Elhamdülillah Zikri Ne Anlama Gelir?
Geceyi sabaha bağlayan o anlarda, bir köşe başında durmuş, soluk soluğa nefes alırken aklımda tek bir düşünce vardı: “Neden bu kadar yoruldum? Neden bu kadar ağır hissediyorum?” O an Kayseri’nin sessiz sokaklarında yürürken, kalbimde hem büyük bir huzur hem de derin bir boşluk vardı. Hayatımın her anında olduğu gibi, bir başka çıkmaz sokağa girmekteydim. Ama o gün, bir şey fark ettim: Bazen kaybolmuş hissettiğimizde, kurtuluş aslında çok yakındadır. O “yakın” şey, tam da o an, “Elhamdülillah”ı sesli söylemeyi düşündüğüm andı.
Bir Anlık Duraklama
İşin garibi, o kadar uzun zamandır “Elhamdülillah” demeyi unuttuğumu fark etmemdi. Zihnimde biriken bütün o kaygılar, işler, ilişkiler ve sorumluluklar arasında, o kelimeyi bir türlü hatırlayamıyordum. Gözlerimi kapatıp derin bir nefes aldım ve içimden bir şeyler geçmeye başladı. Önce ufak bir iç sesi duydum: “Her şeyin bir zamanı var, her şeyin bir anlamı.” O an, “Elhamdülillah”ı tekrar düşündüm. Sanki bu kelime, içimdeki karanlıkta ışık olabilecek kadar güçlüydü. “Elhamdülillah” demek, aslında her şeyin en güzel haliyle Allah’a şükretmek demekti.

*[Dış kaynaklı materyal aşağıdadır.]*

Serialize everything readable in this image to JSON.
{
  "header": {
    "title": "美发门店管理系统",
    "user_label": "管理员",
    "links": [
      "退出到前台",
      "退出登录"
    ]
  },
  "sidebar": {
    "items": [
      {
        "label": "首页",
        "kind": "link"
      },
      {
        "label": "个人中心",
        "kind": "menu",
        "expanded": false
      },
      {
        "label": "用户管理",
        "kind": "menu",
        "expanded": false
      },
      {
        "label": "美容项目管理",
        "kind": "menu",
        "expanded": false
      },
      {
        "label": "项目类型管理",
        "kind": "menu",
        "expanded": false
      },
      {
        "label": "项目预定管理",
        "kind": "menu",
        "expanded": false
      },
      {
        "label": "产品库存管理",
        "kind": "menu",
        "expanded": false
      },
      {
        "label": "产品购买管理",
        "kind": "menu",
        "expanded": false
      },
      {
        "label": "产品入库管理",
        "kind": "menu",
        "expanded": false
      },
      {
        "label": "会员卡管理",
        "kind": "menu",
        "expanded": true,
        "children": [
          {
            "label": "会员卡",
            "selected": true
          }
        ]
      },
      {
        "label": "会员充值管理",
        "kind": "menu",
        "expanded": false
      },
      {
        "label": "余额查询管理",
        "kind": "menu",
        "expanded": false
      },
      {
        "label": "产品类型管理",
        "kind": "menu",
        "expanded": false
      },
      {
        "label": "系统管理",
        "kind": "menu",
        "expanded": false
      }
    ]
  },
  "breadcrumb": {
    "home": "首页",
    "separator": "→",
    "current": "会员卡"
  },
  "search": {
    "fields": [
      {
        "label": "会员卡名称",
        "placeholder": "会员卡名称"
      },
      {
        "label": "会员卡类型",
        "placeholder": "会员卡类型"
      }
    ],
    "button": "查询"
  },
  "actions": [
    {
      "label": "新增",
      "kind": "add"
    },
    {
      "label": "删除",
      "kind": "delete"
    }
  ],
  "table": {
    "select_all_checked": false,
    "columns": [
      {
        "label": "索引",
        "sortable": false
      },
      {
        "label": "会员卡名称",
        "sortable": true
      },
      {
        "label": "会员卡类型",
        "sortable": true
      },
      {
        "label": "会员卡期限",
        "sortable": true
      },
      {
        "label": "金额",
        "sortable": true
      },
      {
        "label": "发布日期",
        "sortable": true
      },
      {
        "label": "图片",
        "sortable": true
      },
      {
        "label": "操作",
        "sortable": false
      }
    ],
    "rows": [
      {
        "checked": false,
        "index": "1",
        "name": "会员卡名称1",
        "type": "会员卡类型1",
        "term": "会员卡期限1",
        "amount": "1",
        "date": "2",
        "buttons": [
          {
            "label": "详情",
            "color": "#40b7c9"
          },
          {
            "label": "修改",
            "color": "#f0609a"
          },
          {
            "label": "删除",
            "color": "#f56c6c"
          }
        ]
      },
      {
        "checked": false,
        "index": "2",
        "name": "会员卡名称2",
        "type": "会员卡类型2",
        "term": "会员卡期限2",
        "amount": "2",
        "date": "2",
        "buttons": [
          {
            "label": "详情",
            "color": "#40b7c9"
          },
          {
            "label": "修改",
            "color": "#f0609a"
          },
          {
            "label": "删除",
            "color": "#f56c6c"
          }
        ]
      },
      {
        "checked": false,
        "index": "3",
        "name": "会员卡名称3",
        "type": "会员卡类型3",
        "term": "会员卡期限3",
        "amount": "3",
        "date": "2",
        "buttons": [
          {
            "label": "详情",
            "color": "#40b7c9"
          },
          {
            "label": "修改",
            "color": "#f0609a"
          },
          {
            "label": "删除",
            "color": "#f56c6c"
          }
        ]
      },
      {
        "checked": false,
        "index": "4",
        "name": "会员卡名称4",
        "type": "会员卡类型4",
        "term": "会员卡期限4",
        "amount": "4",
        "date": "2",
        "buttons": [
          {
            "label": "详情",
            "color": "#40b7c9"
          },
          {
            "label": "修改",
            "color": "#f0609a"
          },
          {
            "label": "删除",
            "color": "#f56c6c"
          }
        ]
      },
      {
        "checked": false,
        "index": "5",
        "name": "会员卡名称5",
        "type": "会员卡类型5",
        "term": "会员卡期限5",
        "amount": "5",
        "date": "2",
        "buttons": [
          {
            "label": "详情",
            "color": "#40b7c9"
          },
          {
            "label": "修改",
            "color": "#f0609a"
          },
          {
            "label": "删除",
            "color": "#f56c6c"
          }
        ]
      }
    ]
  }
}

Bazen hayatın içinde kaybolmuş gibi hissederken, bu kelime adeta bir pusula gibi yön gösteriyordu. Elhamdülillah demek, sadece bir minnettarlık ifadesi değil; hayatın her anına teşekkür etmekti. Kayseri’nin o sessiz sokağında, birden hissettiğim o huzurla birlikte, kalbimde bir anlam oluştu: “Evet, her şeyin bir amacı var.”
Şükür ve Bir Umut
O gece, zamanın nasıl geçtiğini anlayamadım. Adımlarım hızlandı, içimde bir nehir gibi akan bir enerji vardı. Elhamdülillah derken, tüm sıkıntılarımı geride bırakmış gibiydim. Kayseri’nin soğuk havasına rağmen içimde bir sıcaklık vardı. “Elhamdülillah” demek, bana sadece Allah’a şükretmeyi hatırlatmakla kalmıyordu; aynı zamanda hayatın her anını kabullenmekti. Yaşadığımız her anın, bizi bir noktadan bir başka noktaya taşıyan bir araç olduğuna inandım. Bazen farkında bile olmadan, o zorluklar bizi daha güçlü, daha olgun yapıyordu. Şükür, bir anlamda bu dönüşümün kabulüydü.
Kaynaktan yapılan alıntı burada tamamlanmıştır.